The energy giant is planning to return the refinery into full operation on Monday night, instead of the previously planned Saturday night.
As part of Exxon Mobil’s start-up procedure, the oil company intends to shut off the pollution control system of the plant for 6 hours during a 12-hour period. This move gained approval from the South Coast Air Quality Management District as a safety precaution. The mentioned period is anticipated to start at 7 p.m. on Monday and to end by 7 a.m. the following day.
This shutdown will lead to “somewhat higher emissions,” according to an AQMD spokesman Sam Atwood. However, the district does not anticipate that these higher emissions will cause any harm to the residents of the area.
Regardless of this, the acting executive officer of the AQMD Mr.

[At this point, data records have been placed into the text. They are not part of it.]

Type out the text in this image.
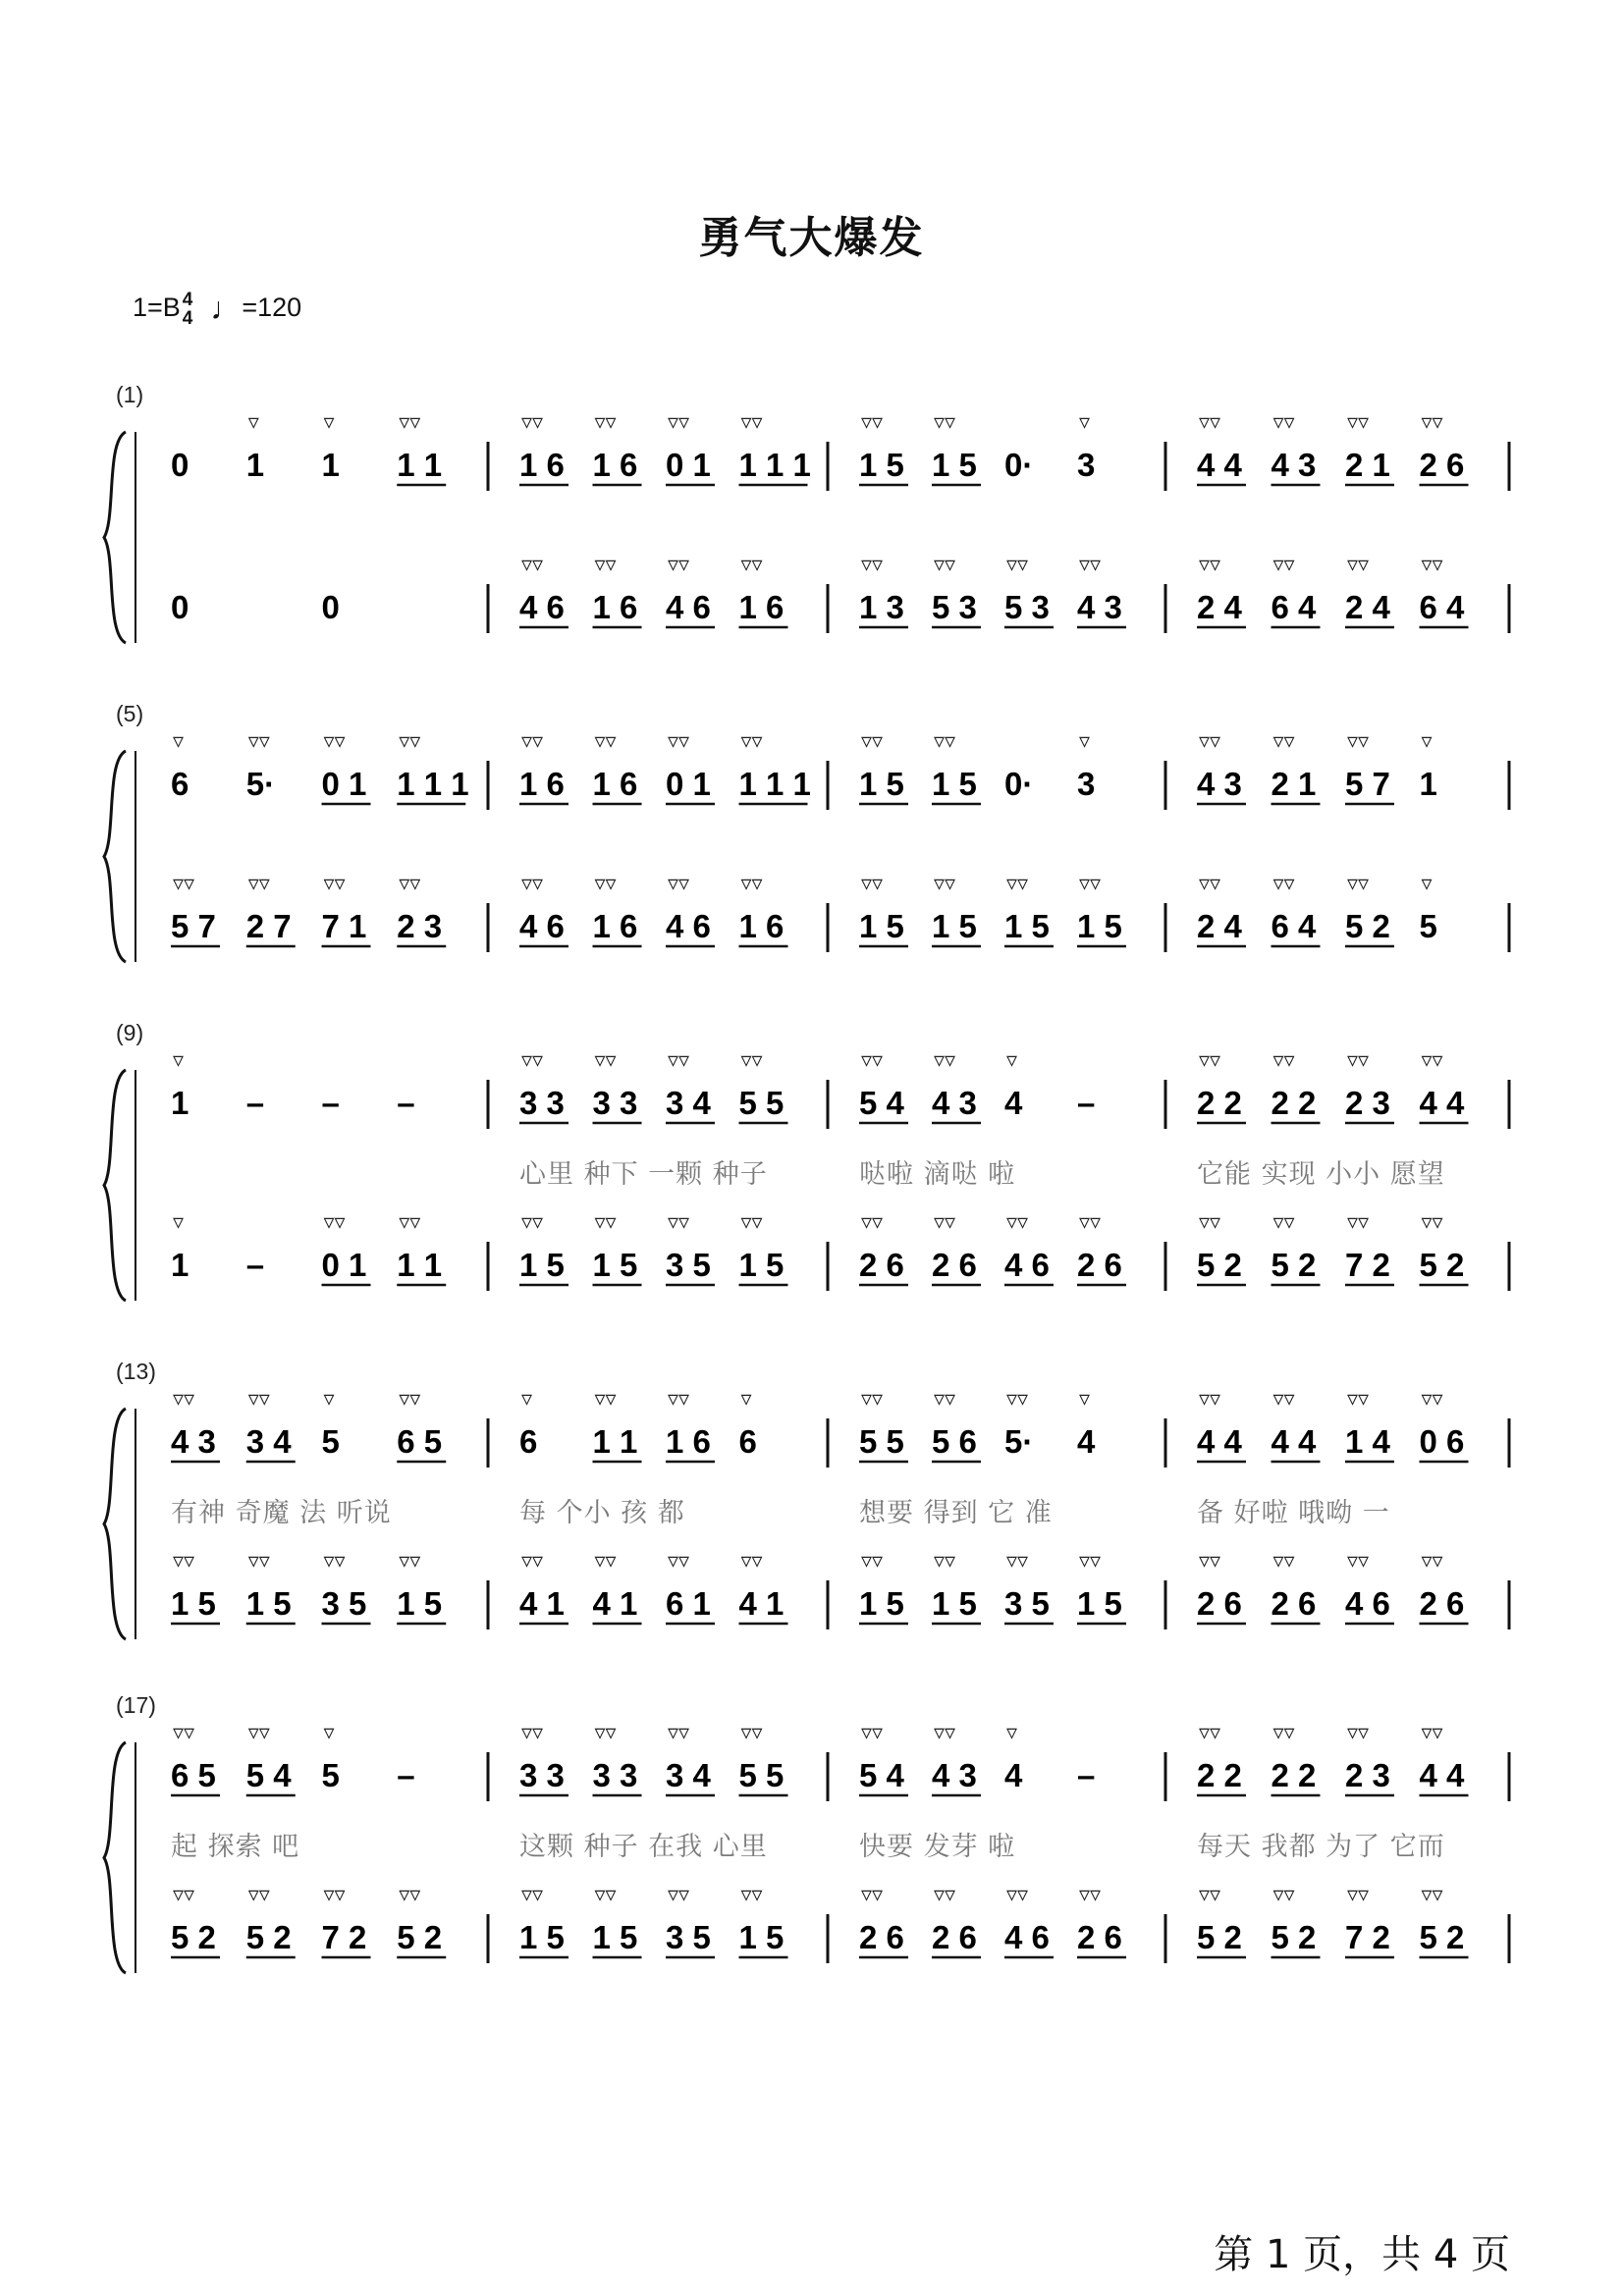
勇气大爆发
1=B 4
4 ♩=120
(1)
0 1
▿
1
▿
1 1
▿▿
0	0
1 6
▿▿
1 6
▿▿
0 1
▿▿
1 1 1
▿▿
4 6
▿▿
1 6
▿▿
4 6
▿▿
1 6
▿▿
1 5
▿▿
1 5
▿▿
0· 3
▿
1 3
▿▿
5 3
▿▿
5 3
▿▿
4 3
▿▿
4 4
▿▿
4 3
▿▿
2 1
▿▿
2 6
▿▿
2 4
▿▿
6 4
▿▿
2 4
▿▿
6 4
▿▿
(5)
6
▿
5·
▿▿
0 1
▿▿
1 1 1
▿▿
5 7
▿▿
2 7
▿▿
7 1
▿▿
2 3
▿▿
1 6
▿▿
1 6
▿▿
0 1
▿▿
1 1 1
▿▿
4 6
▿▿
1 6
▿▿
4 6
▿▿
1 6
▿▿
1 5
▿▿
1 5
▿▿
0· 3
▿
1 5
▿▿
1 5
▿▿
1 5
▿▿
1 5
▿▿
4 3
▿▿
2 1
▿▿
5 7
▿▿
1
▿
2 4
▿▿
6 4
▿▿
5 2
▿▿
5
▿
(9)
1
▿
– – –
1
▿
– 0 1
▿▿
1 1
▿▿
3 3
▿▿
3 3
▿▿
3 4
▿▿
5 5
▿▿
1 5
▿▿
1 5
▿▿
3 5
▿▿
1 5
▿▿
心里 种下 一颗 种子
5 4
▿▿
4 3
▿▿
4
▿
–
2 6
▿▿
2 6
▿▿
4 6
▿▿
2 6
▿▿
哒啦 滴哒 啦
2 2
▿▿
2 2
▿▿
2 3
▿▿
4 4
▿▿
5 2
▿▿
5 2
▿▿
7 2
▿▿
5 2
▿▿
它能 实现 小小 愿望
(13)
4 3
▿▿
3 4
▿▿
5
▿
6 5
▿▿
1 5
▿▿
1 5
▿▿
3 5
▿▿
1 5
▿▿
有神 奇魔 法 听说
6
▿
1 1
▿▿
1 6
▿▿
6
▿
4 1
▿▿
4 1
▿▿
6 1
▿▿
4 1
▿▿
每 个小 孩 都
5 5
▿▿
5 6
▿▿
5·
▿▿
4
▿
1 5
▿▿
1 5
▿▿
3 5
▿▿
1 5
▿▿
想要 得到 它 准
4 4
▿▿
4 4
▿▿
1 4
▿▿
0 6
▿▿
2 6
▿▿
2 6
▿▿
4 6
▿▿
2 6
▿▿
备 好啦 哦呦 一
(17)
6 5
▿▿
5 4
▿▿
5
▿
–
5 2
▿▿
5 2
▿▿
7 2
▿▿
5 2
▿▿
起 探索 吧
3 3
▿▿
3 3
▿▿
3 4
▿▿
5 5
▿▿
1 5
▿▿
1 5
▿▿
3 5
▿▿
1 5
▿▿
这颗 种子 在我 心里
5 4
▿▿
4 3
▿▿
4
▿
–
2 6
▿▿
2 6
▿▿
4 6
▿▿
2 6
▿▿
快要 发芽 啦
2 2
▿▿
2 2
▿▿
2 3
▿▿
4 4
▿▿
5 2
▿▿
5 2
▿▿
7 2
▿▿
5 2
▿▿
每天 我都 为了 它而
第 1 页，共 4 页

Wayne Nastri also stated that they will still keep a watchful eye on the operation.
“We are taking a number of steps to protect nearby residents when the refinery starts up and resumes operations,” stated Nastri.
“One of those measures includes deploying an air monitoring network to measure fine particulate levels in the air around the refinery during the startup process,” he further added.

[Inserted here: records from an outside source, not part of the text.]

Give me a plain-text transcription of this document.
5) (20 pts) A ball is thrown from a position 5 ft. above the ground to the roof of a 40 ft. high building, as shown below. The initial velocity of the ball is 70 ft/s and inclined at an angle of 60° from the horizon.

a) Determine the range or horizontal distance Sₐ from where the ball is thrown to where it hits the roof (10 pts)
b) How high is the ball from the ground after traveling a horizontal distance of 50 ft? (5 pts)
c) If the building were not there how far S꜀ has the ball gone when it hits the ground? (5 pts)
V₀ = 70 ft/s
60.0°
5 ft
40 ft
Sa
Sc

The American oil giant is planning to fire up the operations of its primary departments that help in the processing of gasoline.
Exxon Mobil’s Torrance refinery unit has not been operational since the month of February last year, when an explosion destroyed the plant’s pollution control system. Yet, the Torrance refinery has operated at approximately 20 percent of its normal production after the February 2015 explosion.
The prices of gasoline within the region edged up by as much as $1.50 above the national average during the previous year, as the Torrance refinery unit typically produces about 10 percent of the refined gas capacity of the state at full operation. Furthermore, Exxon’s plant is also responsible for generating around 20 percent of the gasoline capacity in Southern California.
Aside from this, the California Energy Commission has pointed out that the refinery should continue its operations at full service in order to close the gap between Los Angeles and the rest of the country in terms of gasoline prices.
The gasoline prices in California are normally higher in comparison to the national prices, primarily because of the above-average taxes and fees together with the state’s strict requirements to generate low pollution gasoline blends. In addition, one of the main reasons for the relatively higher energy prices is the small number of oil and gas refineries in the region.
After the restart of the Torrance refinery, Exxon Mobil is planning to sell it to PBF Energy. This acquisition deal is anticipated to be closed by the middle of this year.
As of the time of writing, the XOM stock is changing hands at $88.49, up by 0.51 percent or 0.45. Furthermore, its market capitalization currently stands at 367.35 billion.